Two faiths embark on fire alarm project


By Anne Marie Amacher
The Catholic Messenger

DAVENPORT — An effort to build relationships between two different faith groups, Catholics and Mormons, takes place this April with a life-saving initiative.

On average, seven people die every day because of a home fire. And according to the American Red Cross, 60 percent of home fire deaths occur in homes that lack working smoke alarms.

To help make homes safer, Bishop Martin Amos of the Diocese of Davenport and Doug Cropper, stake president of the Church of Jesus Christ of Latter-day Saints (LDS, Mormon), have partnered along with other volunteers and the Red Cross to install smoke alarms April 9 in the Quad-City area.


Bishop Amos and Cropper met several times over the past year to look for opportunities for collaboration. “We have talked about doing some service project together,” Bishop Amos said. “This seemed like a great opportunity. Doug invited me to be a part of his team and I thought that in light of the Year of Mercy it would be a good chance for me personally to do something like this.”

Cropper said the LDS church has done this project in other communities in Iowa, but not in this region. He looked forward to the opportunity.

Kent Ferris, director of Social Action and Catholic Charities for the Diocese of Davenport, said volunteers will go out in teams of three throughout the Iowa and Illinois Quad-City area on April 9 to conduct the initiative.

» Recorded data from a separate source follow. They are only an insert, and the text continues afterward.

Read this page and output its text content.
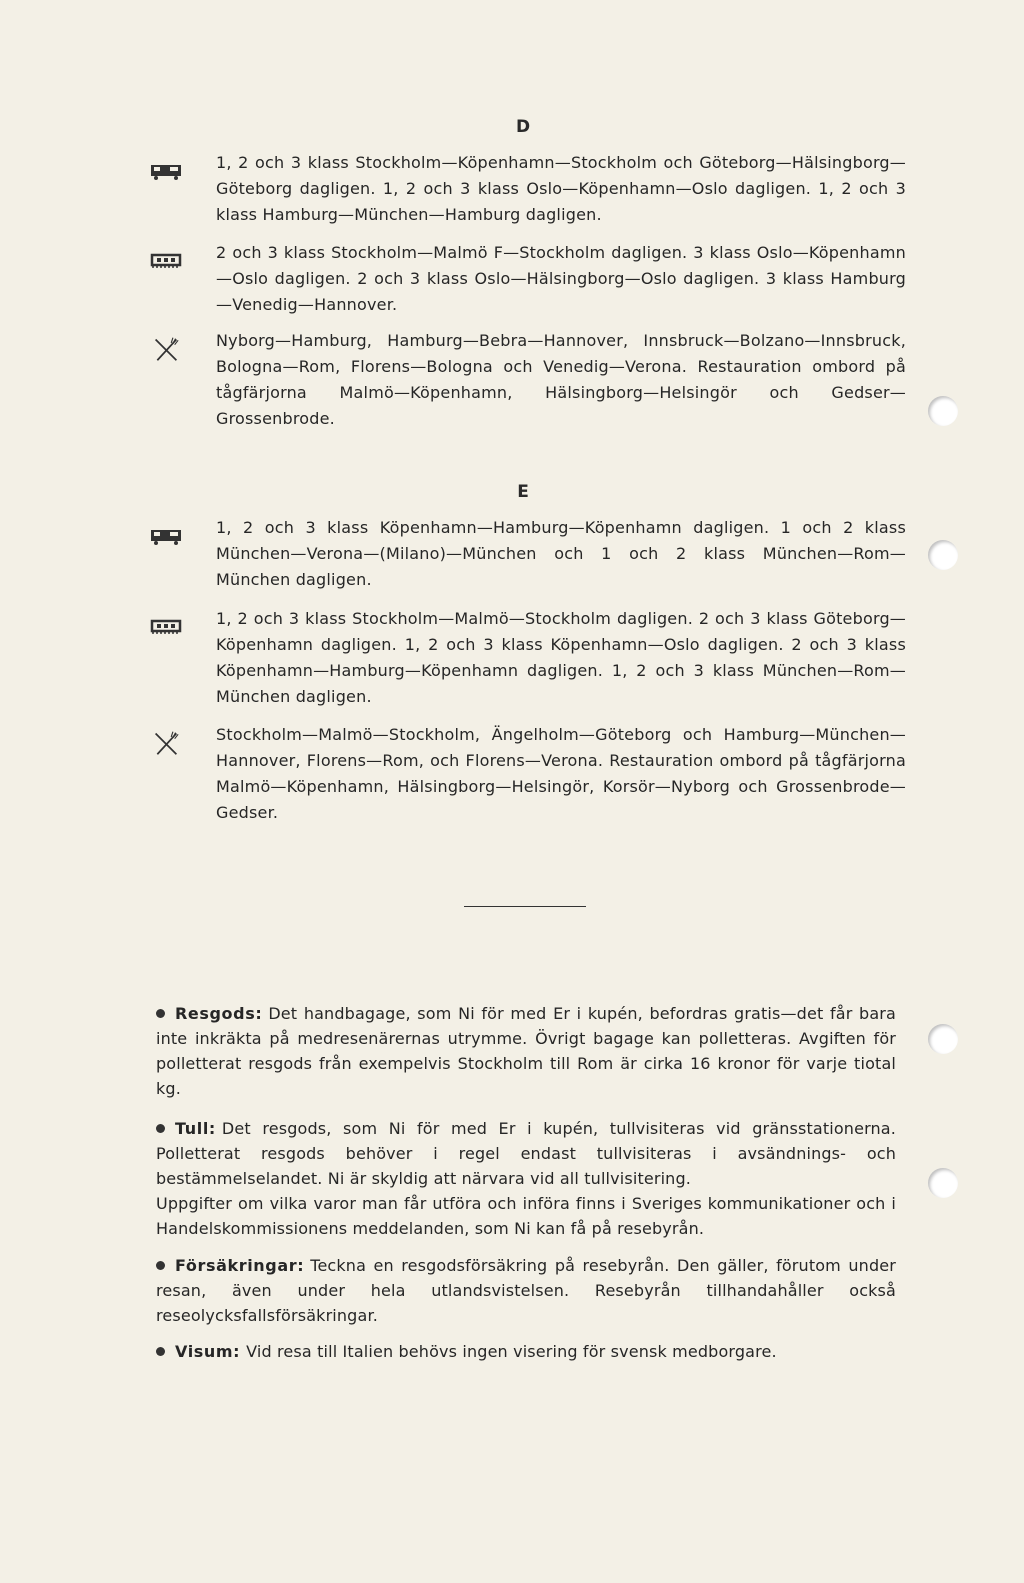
D
1, 2 och 3 klass Stockholm—Köpenhamn—Stockholm och Göteborg—Hälsingborg—Göteborg dagligen. 1, 2 och 3 klass Oslo—Köpenhamn—Oslo dagligen. 1, 2 och 3 klass Hamburg—München—Hamburg dagligen.
2 och 3 klass Stockholm—Malmö F—Stockholm dagligen. 3 klass Oslo—Köpenhamn—Oslo dagligen. 2 och 3 klass Oslo—Hälsingborg—Oslo dagligen. 3 klass Hamburg—Venedig—Hannover.
Nyborg—Hamburg, Hamburg—Bebra—Hannover, Innsbruck—Bolzano—Innsbruck, Bologna—Rom, Florens—Bologna och Venedig—Verona. Restauration ombord på tågfärjorna Malmö—Köpenhamn, Hälsingborg—Helsingör och Gedser—Grossenbrode.
E
1, 2 och 3 klass Köpenhamn—Hamburg—Köpenhamn dagligen. 1 och 2 klass München—Verona—(Milano)—München och 1 och 2 klass München—Rom—München dagligen.
1, 2 och 3 klass Stockholm—Malmö—Stockholm dagligen. 2 och 3 klass Göteborg—Köpenhamn dagligen. 1, 2 och 3 klass Köpenhamn—Oslo dagligen. 2 och 3 klass Köpenhamn—Hamburg—Köpenhamn dagligen. 1, 2 och 3 klass München—Rom—München dagligen.
Stockholm—Malmö—Stockholm, Ängelholm—Göteborg och Hamburg—München—Hannover, Florens—Rom, och Florens—Verona. Restauration ombord på tågfärjorna Malmö—Köpenhamn, Hälsingborg—Helsingör, Korsör—Nyborg och Grossenbrode—Gedser.
Resgods: Det handbagage, som Ni för med Er i kupén, befordras gratis—det får bara inte inkräkta på medresenärernas utrymme. Övrigt bagage kan polletteras. Avgiften för polletterat resgods från exempelvis Stockholm till Rom är cirka 16 kronor för varje tiotal kg.
Tull: Det resgods, som Ni för med Er i kupén, tullvisiteras vid gränsstationerna. Polletterat resgods behöver i regel endast tullvisiteras i avsändnings- och bestämmelselandet. Ni är skyldig att närvara vid all tullvisitering.
Uppgifter om vilka varor man får utföra och införa finns i Sveriges kommunikationer och i Handelskommissionens meddelanden, som Ni kan få på resebyrån.
Försäkringar: Teckna en resgodsförsäkring på resebyrån. Den gäller, förutom under resan, även under hela utlandsvistelsen. Resebyrån tillhandahåller också reseolycksfallsförsäkringar.
Visum: Vid resa till Italien behövs ingen visering för svensk medborgare.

Certain neighborhoods have been identified for the effort.

“There is no cost for the volunteers or those who are receiving smoke alarms,” Ferris said.

A week before the event volunteers will distribute fliers (in English and Spanish) to homes to inform the occupants about the April 9 event. On that date, volunteers will return in teams to install smoke alarms, if homeowners agree.

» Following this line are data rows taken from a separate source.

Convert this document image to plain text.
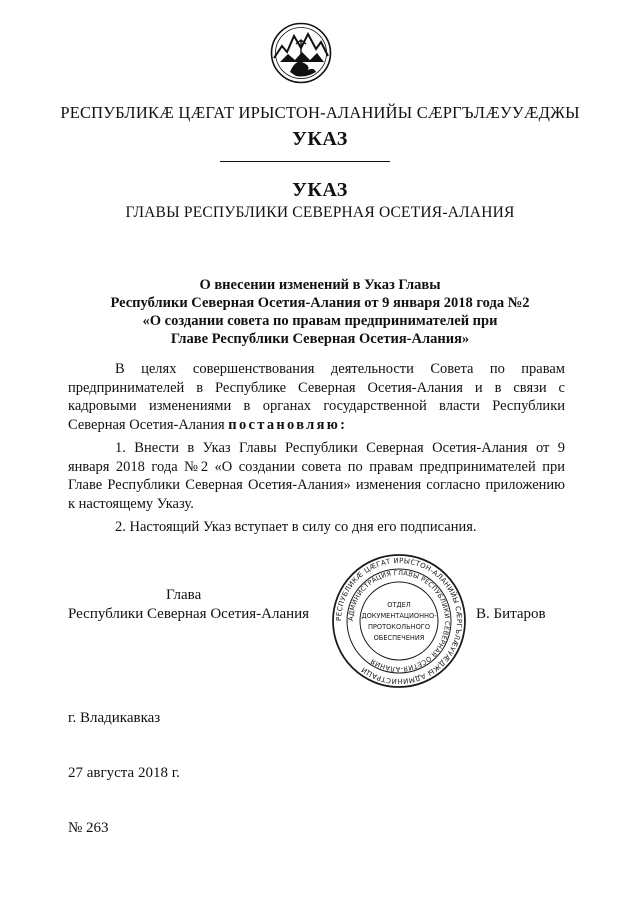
РЕСПУБЛИКӔ ЦӔГАТ ИРЫСТОН-АЛАНИЙЫ СӔРГЪЛӔУУӔДЖЫ
УКАЗ
УКАЗ
ГЛАВЫ РЕСПУБЛИКИ СЕВЕРНАЯ ОСЕТИЯ-АЛАНИЯ
О внесении изменений в Указ Главы
Республики Северная Осетия-Алания от 9 января 2018 года №2
«О создании совета по правам предпринимателей при
Главе Республики Северная Осетия-Алания»

В целях совершенствования деятельности Совета по правам предпринимателей в Республике Северная Осетия-Алания и в связи с кадровыми изменениями в органах государственной власти Республики Северная Осетия-Алания постановляю:

1. Внести в Указ Главы Республики Северная Осетия-Алания от 9 января 2018 года №2 «О создании совета по правам предпринимателей при Главе Республики Северная Осетия-Алания» изменения согласно приложению к настоящему Указу.

2. Настоящий Указ вступает в силу со дня его подписания.

Глава
Республики Северная Осетия-Алания	РЕСПУБЛИКӔ ЦӔГАТ ИРЫСТОН-АЛАНИЙЫ СӔРГЪЛӔУУӔДЖЫ АДМИНИСТРАЦИ
АДМИНИСТРАЦИЯ ГЛАВЫ РЕСПУБЛИКИ СЕВЕРНАЯ ОСЕТИЯ-АЛАНИЯ
ОТДЕЛ
ДОКУМЕНТАЦИОННО-
ПРОТОКОЛЬНОГО
ОБЕСПЕЧЕНИЯ
В. Битаров
г. Владикавказ
27 августа 2018 г.
№ 263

Each team has three positions: installer, documenter and safety educator. According to the Red Cross, the installer is responsible for installing the smoke alarms with the resident’s permission and within program and manufacturer’s guidelines.

The documenter is responsible for tracking supplies and ensuring documentation is completed correctly. The safety educator is responsible for reviewing a fire safety check list with the resident, assisting the resident in completing a household disaster plan and providing helpful safety information.